Neighborhood Change, 1853-2003

From elite section to factory district and back to upscale neighborhood, Prairie Avenue and its environs have seen massive cycles of urban investment, decay, and revalorization. In 1853 the area was only partly subdivided in anticipation of residential development, being almost a mile beyond the southern edge of town. Just one grand villa had been built. By 1877, following the great Chicago fire the eleven-block area had largely filled up with mansions on Prairie and Calumet avenues, while Indiana Avenue received a more mixed stock of row houses and detached residences. In 1886 Prairie Avenue was home to many of the city's richest families, and every mansion had its own carriage house. By 1911 the spread of manufacturing close to the South Side railroad yards brought warehouses and factories to the margins of the Prairie Avenue district and the elite began to depart.
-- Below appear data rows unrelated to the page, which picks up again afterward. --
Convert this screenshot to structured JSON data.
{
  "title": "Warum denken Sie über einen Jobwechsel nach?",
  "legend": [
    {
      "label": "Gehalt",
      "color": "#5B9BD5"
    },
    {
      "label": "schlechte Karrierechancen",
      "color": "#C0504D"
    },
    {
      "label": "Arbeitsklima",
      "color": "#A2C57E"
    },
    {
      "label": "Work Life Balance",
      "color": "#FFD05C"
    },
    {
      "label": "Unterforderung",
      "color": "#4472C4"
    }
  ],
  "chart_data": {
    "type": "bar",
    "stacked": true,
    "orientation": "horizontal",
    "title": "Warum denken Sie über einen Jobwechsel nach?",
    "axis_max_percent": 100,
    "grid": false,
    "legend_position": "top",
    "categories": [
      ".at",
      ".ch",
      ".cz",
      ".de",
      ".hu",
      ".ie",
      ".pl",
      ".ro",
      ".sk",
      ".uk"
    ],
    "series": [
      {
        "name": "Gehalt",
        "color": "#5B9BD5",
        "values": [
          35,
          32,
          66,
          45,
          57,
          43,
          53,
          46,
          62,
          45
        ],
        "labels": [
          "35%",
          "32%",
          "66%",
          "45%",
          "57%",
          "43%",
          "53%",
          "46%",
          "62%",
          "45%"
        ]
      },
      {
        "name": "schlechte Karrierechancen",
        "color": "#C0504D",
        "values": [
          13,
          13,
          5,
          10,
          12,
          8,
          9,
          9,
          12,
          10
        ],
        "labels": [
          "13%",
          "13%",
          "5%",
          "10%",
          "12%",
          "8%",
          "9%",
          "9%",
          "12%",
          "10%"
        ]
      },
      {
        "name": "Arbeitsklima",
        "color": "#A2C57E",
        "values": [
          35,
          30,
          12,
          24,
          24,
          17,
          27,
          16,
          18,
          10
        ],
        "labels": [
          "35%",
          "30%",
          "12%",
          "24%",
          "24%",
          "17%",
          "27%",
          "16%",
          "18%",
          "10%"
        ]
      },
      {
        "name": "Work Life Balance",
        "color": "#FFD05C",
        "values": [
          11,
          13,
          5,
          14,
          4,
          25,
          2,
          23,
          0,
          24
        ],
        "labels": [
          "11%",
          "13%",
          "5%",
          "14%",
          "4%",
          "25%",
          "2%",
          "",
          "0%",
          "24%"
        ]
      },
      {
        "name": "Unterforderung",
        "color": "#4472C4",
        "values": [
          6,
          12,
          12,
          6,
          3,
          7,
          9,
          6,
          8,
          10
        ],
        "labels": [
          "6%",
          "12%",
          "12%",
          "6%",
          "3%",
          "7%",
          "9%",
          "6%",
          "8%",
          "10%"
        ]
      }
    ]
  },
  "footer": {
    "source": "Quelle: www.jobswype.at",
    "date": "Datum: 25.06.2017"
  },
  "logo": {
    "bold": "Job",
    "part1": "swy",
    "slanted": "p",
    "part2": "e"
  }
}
A few mansions were converted for boarders, non-residential uses, or knocked down for more factories. By 1950 large industrial structures dominated the district and the sites of many former mansions stood vacant. In 2003, the area was again being transformed. Deindustrialization and urban congestion pushed manufacturing from the area. Some factories were demolished, others converted to trendy loft apartment buildings. The few surviving, much neglected mansions were restored or renovated and declared a city historic district, while new infill housing colonized the vacant spaces inbetween.